Once the scatter plot is created, we can fit a trend line through the data. The trend line is a line that best fits the overall trend in the data points. It helps us visualize the general direction and slope of the data.

To draw a trend line, select the scatter plot on the spreadsheet and add a trend line or regression line. You can use the "Add Trendline" feature in Excel or the "Insert" option in Google Sheets. Choose the linear regression option to fit a straight line.

Now, to assess the strength of the model, you can look at the correlation coefficient (r-value) and the coefficient of determination (r-squared value). These values provide insights into the strength of the relationship between the year and the number of union members. Higher values indicate a better fit.

To calculate these values, you can use the built-in functions in the spreadsheet program or use a statistical software package like R or Python. Calculate the correlation coefficient and the coefficient of determination using the formula or the appropriate function.
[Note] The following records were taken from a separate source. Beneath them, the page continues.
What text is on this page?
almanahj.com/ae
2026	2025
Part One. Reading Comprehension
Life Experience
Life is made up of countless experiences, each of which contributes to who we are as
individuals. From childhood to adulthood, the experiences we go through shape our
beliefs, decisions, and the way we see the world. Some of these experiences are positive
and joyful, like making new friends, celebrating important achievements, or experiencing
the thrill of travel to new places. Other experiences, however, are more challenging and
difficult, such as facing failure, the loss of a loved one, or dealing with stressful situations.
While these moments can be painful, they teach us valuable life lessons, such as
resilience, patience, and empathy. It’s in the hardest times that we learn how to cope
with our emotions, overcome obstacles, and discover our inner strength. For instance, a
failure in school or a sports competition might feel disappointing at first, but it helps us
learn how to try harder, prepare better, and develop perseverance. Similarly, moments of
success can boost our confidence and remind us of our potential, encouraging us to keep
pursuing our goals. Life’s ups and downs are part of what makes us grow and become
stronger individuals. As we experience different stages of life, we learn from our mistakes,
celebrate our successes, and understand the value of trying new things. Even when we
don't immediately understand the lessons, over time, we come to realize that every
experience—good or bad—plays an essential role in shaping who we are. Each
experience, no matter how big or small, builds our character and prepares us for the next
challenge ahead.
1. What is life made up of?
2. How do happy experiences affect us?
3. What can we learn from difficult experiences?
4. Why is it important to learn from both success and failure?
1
After obtaining these values, you can interpret them as follows:
- A correlation coefficient (r-value) close to 1 indicates a strong positive relationship between the year and the number of union members. If the value is close to -1, it shows a strong negative relationship.
- The coefficient of determination (r-squared value) represents the proportion of the variation in the number of union members that can be explained by the year. A value close to 1 suggests a good fit of the trend line to the data.

By analyzing the scatter plot, the trend line, and the strength of the model, you can draw conclusions about the trend in the number of iron workers in the United States and the effectiveness of the regression analysis in capturing that trend.